On Aug. 19, 1981, that belief would be put to the test when two Nimitz F-14A Tomcats from the VF-41 Black Aces intercepted two Libyan Su-22 Fitters. The U.S. aircraft, “Fast Eagle 102” and “Fast Eagle 107,” were fired on by the Libyans, turning what had been a game of cat and mouse into a deadly encounter.
The aviators on that fateful day were the squadron’s commanding officer, Cmdr. Hank Kleeman, and his radar intercept officer (RIO), Lt. David Venlet, in Fast Eagle 102, and Lt. Lawrence Muczynski and Lt. j.g. James Anderson in Fast Eagle 107.
Kleeman and Venlet fired first, successfully splashing their target. The junior aviators in 107 radioed their skipper, asking for permission to fire. “That’s affirm[ative],” came the reply.
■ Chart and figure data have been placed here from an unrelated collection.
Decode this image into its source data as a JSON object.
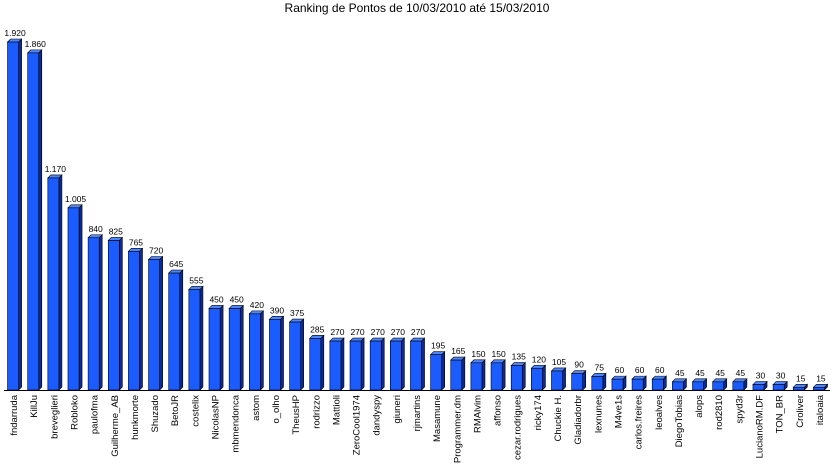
{
  "chart_data": {
    "type": "bar",
    "title": "Ranking de Pontos de 10/03/2010 até 15/03/2010",
    "xlabel": "",
    "ylabel": "",
    "ylim": [
      0,
      1920
    ],
    "grid": false,
    "legend": "none",
    "bar_color": "#1a5cff",
    "categories": [
      "fndarruda",
      "KillJu",
      "breveglieri",
      "Robloko",
      "paulofma",
      "Guilherme_AB",
      "hunkmorte",
      "Shuzado",
      "BetoJR",
      "costelix",
      "NicolasNP",
      "mbmendonca",
      "astom",
      "o_olho",
      "TheusHP",
      "rodrizzo",
      "Mattioli",
      "ZeroCool1974",
      "dandyspy",
      "giuneri",
      "rjmartins",
      "Masamune",
      "Programmer.dm",
      "RMAlvim",
      "affonso",
      "cezar.rodrigues",
      "ricky174",
      "Chuckie H.",
      "Gladiadorbr",
      "lexnunes",
      "M4ve1s",
      "carlos.freires",
      "leoalves",
      "DiegoTobias",
      "alops",
      "rod2810",
      "spyd3r",
      "LucianoRM.DF",
      "TON_BR",
      "Croliver",
      "italoaia"
    ],
    "values": [
      1920,
      1860,
      1170,
      1005,
      840,
      825,
      765,
      720,
      645,
      555,
      450,
      450,
      420,
      390,
      375,
      285,
      270,
      270,
      270,
      270,
      270,
      195,
      165,
      150,
      150,
      135,
      120,
      105,
      90,
      75,
      60,
      60,
      60,
      45,
      45,
      45,
      45,
      30,
      30,
      15,
      15
    ],
    "value_labels": [
      "1.920",
      "1.860",
      "1.170",
      "1.005",
      "840",
      "825",
      "765",
      "720",
      "645",
      "555",
      "450",
      "450",
      "420",
      "390",
      "375",
      "285",
      "270",
      "270",
      "270",
      "270",
      "270",
      "195",
      "165",
      "150",
      "150",
      "135",
      "120",
      "105",
      "90",
      "75",
      "60",
      "60",
      "60",
      "45",
      "45",
      "45",
      "45",
      "30",
      "30",
      "15",
      "15"
    ]
  }
}
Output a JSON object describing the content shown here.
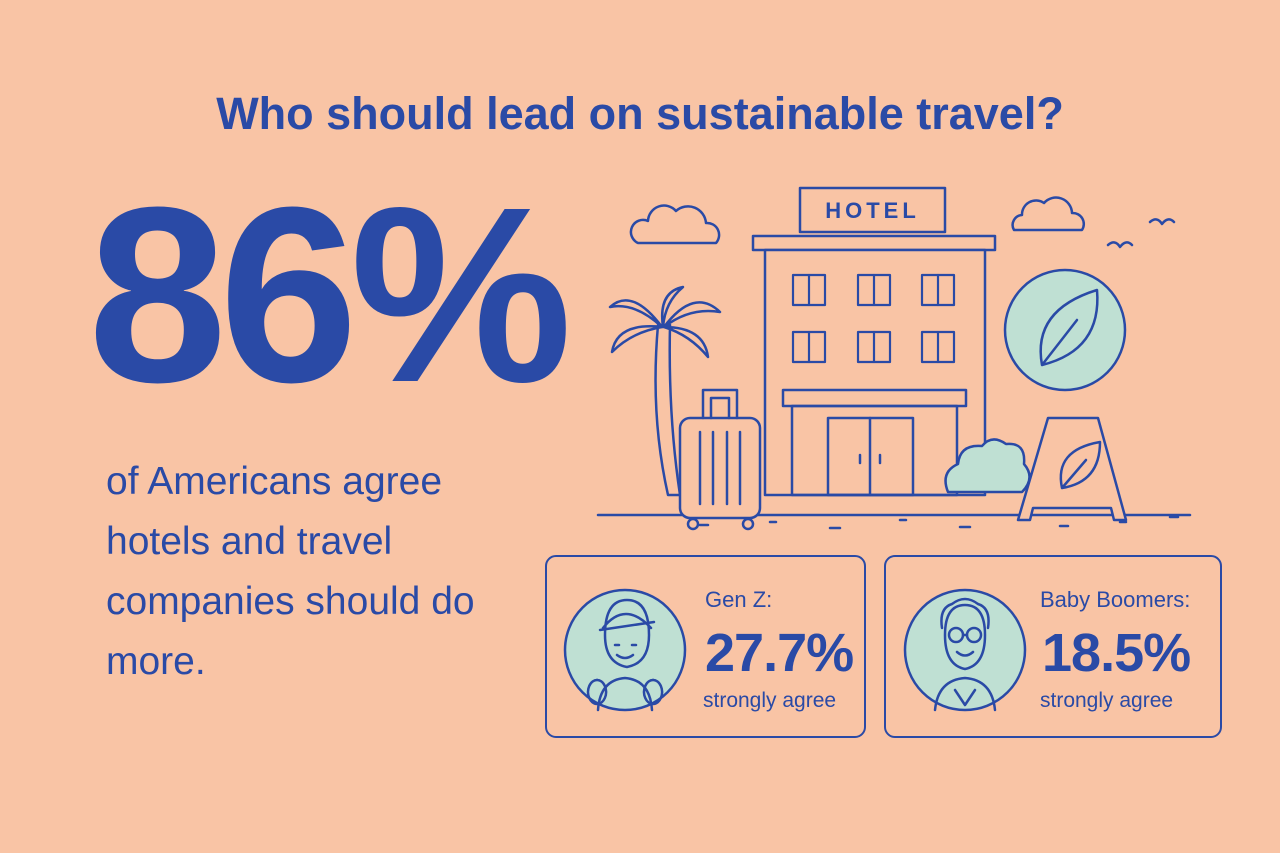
{
  "header": {
    "title": "Who should lead on sustainable travel?"
  },
  "stat": {
    "value": "86%",
    "description": "of Americans agree hotels and travel companies should do more."
  },
  "illustration": {
    "sign": "HOTEL"
  },
  "cards": [
    {
      "label": "Gen Z:",
      "value": "27.7%",
      "note": "strongly agree"
    },
    {
      "label": "Baby Boomers:",
      "value": "18.5%",
      "note": "strongly agree"
    }
  ]
}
Muczynski’s next words were “Fox 2,” as a Sidewinder missile streaked toward the second bandit. “Did you get him?” the skipper calmly queried his wingman. “Yes, sir, I did,” Muczynski responded.
Kleeman informed Nimitz’s radar controllers that they had scored “two enemy kills.” It was the Navy’s first air-to-air engagement since the Vietnam War and the first air-to-air victory for the F-14 Tomcat.
A few months after the incident, Kleeman reflected on what he and his fellow aviators had accomplished. “People are very ready to call somebody a hero,” he said to Chicago Tribune. “What we did was the mission of the airplane. Its only mission is to shoot down other airplanes.”
Noteworthy Kleeman’s aircraft during the engagement (the Grumman F-14A Tomcat Bu.160403) was preserved but it sat in disrepair until it was restored in the summer of 2016 by Commemorative Air Force’s High Sky Wing, based in Midland, Texas.
As we have extensively explained, the U.S. Navy shot down another Su-22 on Jun. 18, 2017, when an F/A-18E Super Hornet from VFA-87 Golden Warriors downed a Syrian Fitter near Tabqah, 20 miles west of Raqqa, after that the attack aircraft had dropped bombs near U.S. backed forces, in the form of the Syrian Democratic Forces (SDF).
This shot down represents the first air-to-air kill scored by a U.S. Navy aircraft since Operation Desert Storm (ODS). During ODS in fact two F/A-18C Hornets belonging to VFA-81 Sunliners downed two Iraqis Chengdu F-7As (the chinese version of the MiG-21 Fishbed) on Jan. 17, 1991, and an F-14A Tomcat from VF-1 Wolfpack shot down an Iraqi Mi-8 helicopter on Feb. 6, 1991.